According to Jay Campbell, executive director for the North Carolina Board of Pharmacy, the agency’s investigation into the actions of Oakboro Police Chief T.J. Smith continues as of this week.
Campbell said he could not further comment on the Oakboro investigation in any way. (For background, click here.)
Throughout the COVID-19 pandemic, Campbell said, “pharmacists have provided hundreds of thousands and likely millions of vaccines to North Carolinians, and have done a terrific job with that.”
His agency, he said, has received very few complaints concerning pharmacists and their administration of the vaccine.
“Of those few, most of those tended to be human error type things that fortunately turned out to be minor and readily correctable.

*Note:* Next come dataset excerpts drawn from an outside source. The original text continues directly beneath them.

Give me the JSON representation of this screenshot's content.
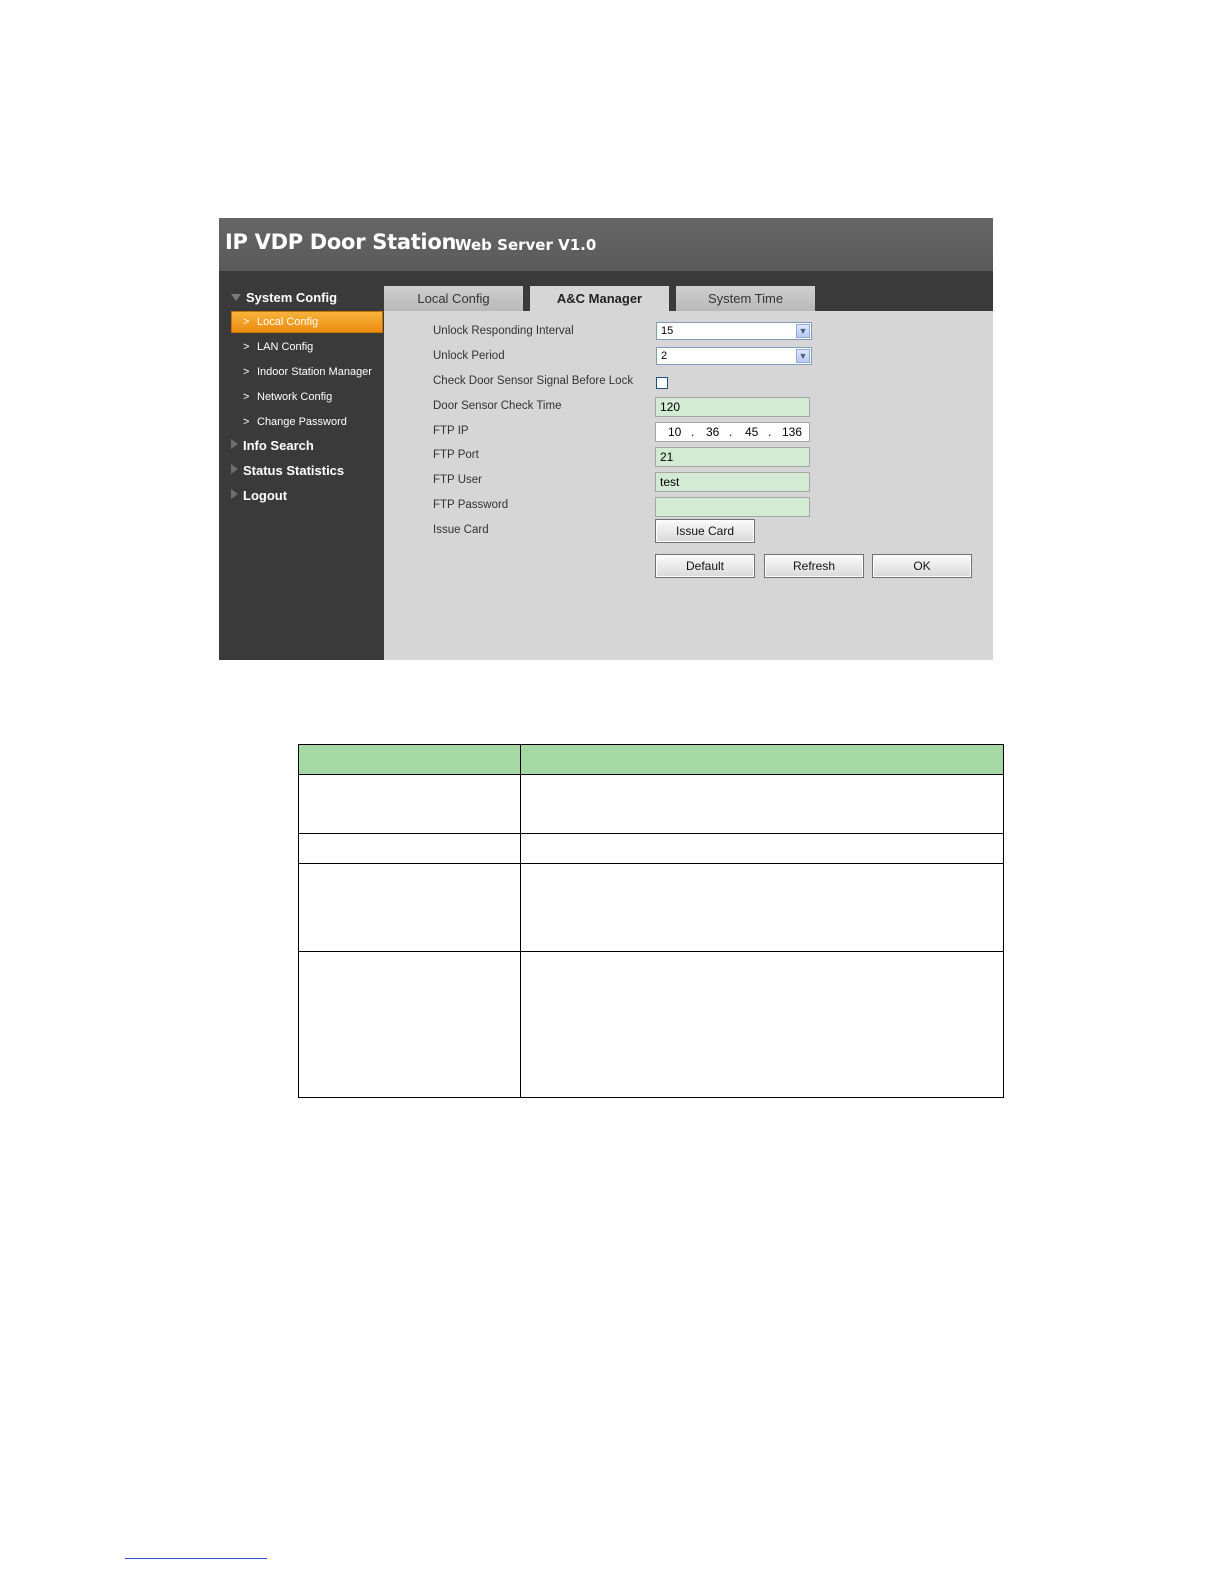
{
  "app": {
    "title": "IP VDP Door Station",
    "subtitle": "Web Server V1.0"
  },
  "sidebar": {
    "sections": [
      {
        "label": "System Config",
        "expanded": true
      },
      {
        "label": "Info Search",
        "expanded": false
      },
      {
        "label": "Status Statistics",
        "expanded": false
      },
      {
        "label": "Logout",
        "expanded": false
      }
    ],
    "system_config_items": [
      {
        "label": "Local Config",
        "active": true
      },
      {
        "label": "LAN Config",
        "active": false
      },
      {
        "label": "Indoor Station Manager",
        "active": false
      },
      {
        "label": "Network Config",
        "active": false
      },
      {
        "label": "Change Password",
        "active": false
      }
    ],
    "chevron": ">"
  },
  "tabs": [
    {
      "label": "Local Config",
      "active": false
    },
    {
      "label": "A&C Manager",
      "active": true
    },
    {
      "label": "System Time",
      "active": false
    }
  ],
  "form": {
    "unlock_interval": {
      "label": "Unlock Responding Interval",
      "value": "15"
    },
    "unlock_period": {
      "label": "Unlock Period",
      "value": "2"
    },
    "check_sensor": {
      "label": "Check Door Sensor Signal Before Lock",
      "checked": false
    },
    "sensor_check_time": {
      "label": "Door Sensor Check Time",
      "value": "120"
    },
    "ftp_ip": {
      "label": "FTP IP",
      "octets": [
        "10",
        "36",
        "45",
        "136"
      ],
      "dot": "."
    },
    "ftp_port": {
      "label": "FTP Port",
      "value": "21"
    },
    "ftp_user": {
      "label": "FTP User",
      "value": "test"
    },
    "ftp_password": {
      "label": "FTP Password",
      "value": ""
    },
    "issue_card": {
      "label": "Issue Card",
      "button": "Issue Card"
    }
  },
  "actions": {
    "default": "Default",
    "refresh": "Refresh",
    "ok": "OK"
  },
  "colors": {
    "header_bg": "#5f5f5f",
    "sidebar_bg": "#3a3a3a",
    "active_item": "#f39c1e",
    "field_bg": "#d2ebd2",
    "table_header": "#a6d8a6"
  }
}
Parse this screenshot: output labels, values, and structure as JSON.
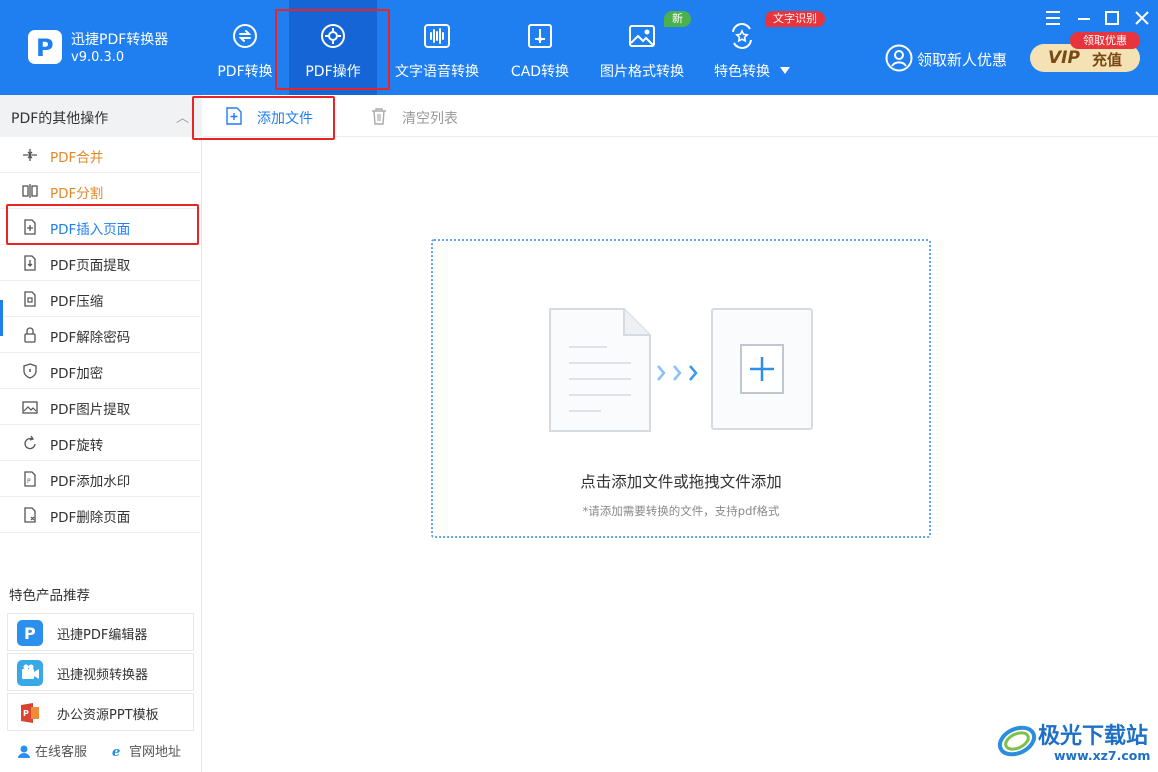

We have not had much at all in the way of complaints or indications that any provider might be providing vaccine cards to patients who in fact were not administered a COVID vaccine,” Campbell said.
If that has occurred, the director said, it would be “a very serious matter.” Occurrences of this nature would harm patients and those around a patient while also constituting fraud against the federal and state governments for billing payers or providing vaccines which were not provided.
The North Carolina Board of Pharmacy, Campbell said, would work in cooperation with other state and federal agencies “that might also have an interest in investigating that type of behavior.”
However, Campbell said his experience in the pandemic overwhelmingly has been pharmacists doing incredible work under trying circumstances. He added he had no reason to feel fake vaccination clinics were a widespread issue.
“My very strong sense is these kinds of things are incredibly rare and isolated.”